The Quarter-Life Crisis


Unhappy WomanEveryone has heard of the mid-life crisis, but have you heard of a quarter-life crisis?  The quarter life crisis typically strikes after or during a period of great change or upheaval in a young person’s life, such as graduating from high school or college, or moving out of the family home.  Suffers range in age from late adolescence to people in their early thirties.  People suffering from a quarter-life crisis often begin to feel doubtful about their own lives and their future prospects, or feel as though they haven’t accomplished anything of note in their many years on the planet.  Both the movie, The Graduate, and Simon and Garfunkel’s song, Leaves that are Green, explore the feelings typically associated with a quarter-life crisis.
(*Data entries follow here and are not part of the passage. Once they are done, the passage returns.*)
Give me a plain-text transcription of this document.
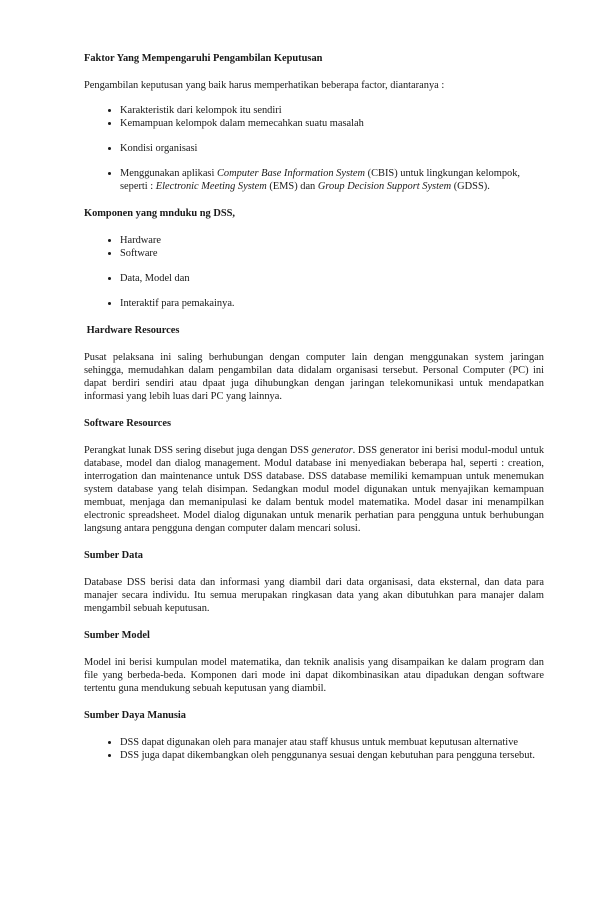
Faktor Yang Mempengaruhi Pengambilan Keputusan

Pengambilan keputusan yang baik harus memperhatikan beberapa factor, diantaranya :

• Karakteristik dari kelompok itu sendiri
• Kemampuan kelompok dalam memecahkan suatu masalah
• Kondisi organisasi
• Menggunakan aplikasi Computer Base Information System (CBIS) untuk lingkungan kelompok, seperti : Electronic Meeting System (EMS) dan Group Decision Support System (GDSS).
Komponen yang mnduku ng DSS,
• Hardware
• Software
• Data, Model dan
• Interaktif para pemakainya.
Hardware Resources

Pusat pelaksana ini saling berhubungan dengan computer lain dengan menggunakan system jaringan sehingga, memudahkan dalam pengambilan data didalam organisasi tersebut. Personal Computer (PC) ini dapat berdiri sendiri atau dpaat juga dihubungkan dengan jaringan telekomunikasi untuk mendapatkan informasi yang lebih luas dari PC yang lainnya.

Software Resources

Perangkat lunak DSS sering disebut juga dengan DSS generator. DSS generator ini berisi modul-modul untuk database, model dan dialog management. Modul database ini menyediakan beberapa hal, seperti : creation, interrogation dan maintenance untuk DSS database. DSS database memiliki kemampuan untuk menemukan system database yang telah disimpan. Sedangkan modul model digunakan untuk menyajikan kemampuan membuat, menjaga dan memanipulasi ke dalam bentuk model matematika. Model dasar ini menampilkan electronic spreadsheet. Model dialog digunakan untuk menarik perhatian para pengguna untuk berhubungan langsung antara pengguna dengan computer dalam mencari solusi.

Sumber Data

Database DSS berisi data dan informasi yang diambil dari data organisasi, data eksternal, dan data para manajer secara individu. Itu semua merupakan ringkasan data yang akan dibutuhkan para manajer dalam mengambil sebuah keputusan.

Sumber Model

Model ini berisi kumpulan model matematika, dan teknik analisis yang disampaikan ke dalam program dan file yang berbeda-beda. Komponen dari mode ini dapat dikombinasikan atau dipadukan dengan software tertentu guna mendukung sebuah keputusan yang diambil.

Sumber Daya Manusia
• DSS dapat digunakan oleh para manajer atau staff khusus untuk membuat keputusan alternative
• DSS juga dapat dikembangkan oleh penggunanya sesuai dengan kebutuhan para pengguna tersebut.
The concept of a quarter-life crisis was first proposed by renowned developmental psychologist Erik H. Erikson, who theorized that there are eight potential crises that human beings may face in their lives.  The quarter-life crisis occurs in response to an identity crisis.  Often, children and teenagers have their immediate futures planned out for them.  You go to school and don’t really have a choice in the matter (at least until the legal drop-out age).  Everything is set, and then suddenly the individual comes to the end of the established road, typically by graduating from high school or college, or moving away from home.  The future is suddenly a lot more uncertain, and it can feel as though one has entered into a free fall as she struggles to become an adult.  This can be an alarming time for both parents and young adults.  It is important to note, however, that not all young people will experience a quarter-life crisis.  One’s susceptibility to a quarter life crisis depends upon both external factors such as occupation and marital status, particularly as identity has often been linked to those external attributes, and one’s own sense of identity.  The best way out of a quarter-life crisis is self-discovery:  finding out what is important you, and what purpose you wish your life to serve.  Of course, saying that is the easy part; actually doing it is much harder.  If you or anyone that you love is currently going through a quarter-life crisis, good luck, and rest assured that the process, although uncomfortable and somewhat alarming, will most likely result in a happier and more self-aware individual.